Sure, but the purpose of your argument is to emphasize the power and threat that Jews represented to Christians at the time of Roman Emperor Constantine, circa 4th Century AD.
A fair reading of the historical data is as follows:
Jewish Revolts of the First and Second Centuries nearly exterminated Jewish populations in precisely those areas where they had previously been strongest: Judaea, Alexandria, Cyprus, Libya and Syria.
These left roughly half the previous Jewish populations surviving, but in areas far removed from their previous centers of strength, and including many whose beliefs were not entirely, shall we say, orthodox.
Among those non-orthodox Jews were many who considered themselves Christians, others we might call "Hellenized Jews".

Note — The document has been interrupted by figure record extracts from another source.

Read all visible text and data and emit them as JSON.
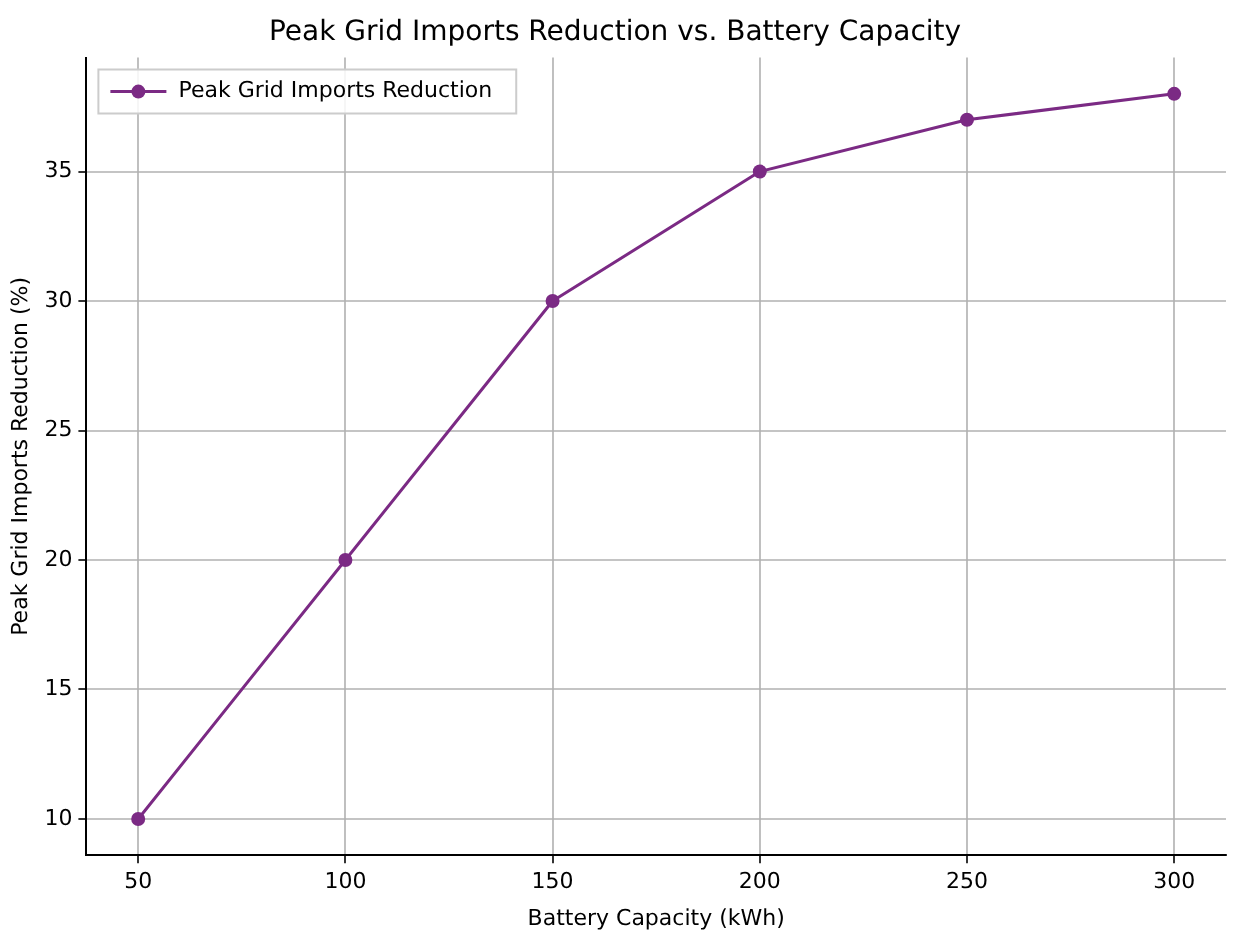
{
  "chart_data": {
    "type": "line",
    "title": "Peak Grid Imports Reduction vs. Battery Capacity",
    "xlabel": "Battery Capacity (kWh)",
    "ylabel": "Peak Grid Imports Reduction (%)",
    "x": [
      50,
      100,
      150,
      200,
      250,
      300
    ],
    "series": [
      {
        "name": "Peak Grid Imports Reduction",
        "color": "#7b2a84",
        "values": [
          10,
          20,
          30,
          35,
          37,
          38
        ]
      }
    ],
    "xlim": [
      37.5,
      312.5
    ],
    "xticks": [
      50,
      100,
      150,
      200,
      250,
      300
    ],
    "ylim": [
      8.6,
      39.4
    ],
    "yticks": [
      10,
      15,
      20,
      25,
      30,
      35
    ],
    "grid": true,
    "legend": "top left",
    "marker": "circle",
    "line_style": "solid"
  }
}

These were doubtless sources of various Christian "heresies" which attempted to down-play Christ's divinity and emphasize God's Unity.
Over many years, these non-orthodox Jews were forced to chose between Trinitarian Christianity, Orthodox Judaism and, eventually, Islam.
As various groups made their choices, the total Jewish population world-wide fell from around two million in the Second Century to fewer than one million by, say, the Ninth Century (Middle Ages).
Finally, at the same time that the number of Jews was falling from four million to fewer than one million, the number of Christians rose from circa 500,000 in 100 AD, to 2 million in 200 AD, to 5 million in 300 AD to 10 million by 400 AD.
So the question of when, exactly, did Jews stop being a powerful threat to Roman Empire Christians is answered: certainly no later than the Third Century AD -- long before Emperor Constantine's rise to power.
You point seems to be that we must treat the Jews as victims when the truth was they were an interest group and one antipathetic to Christians. The diatribes of Chrysostrom against the Jews would have been pointless unless they had not been a plausible threat, a situation not unlike that in Spain in the 15th Century.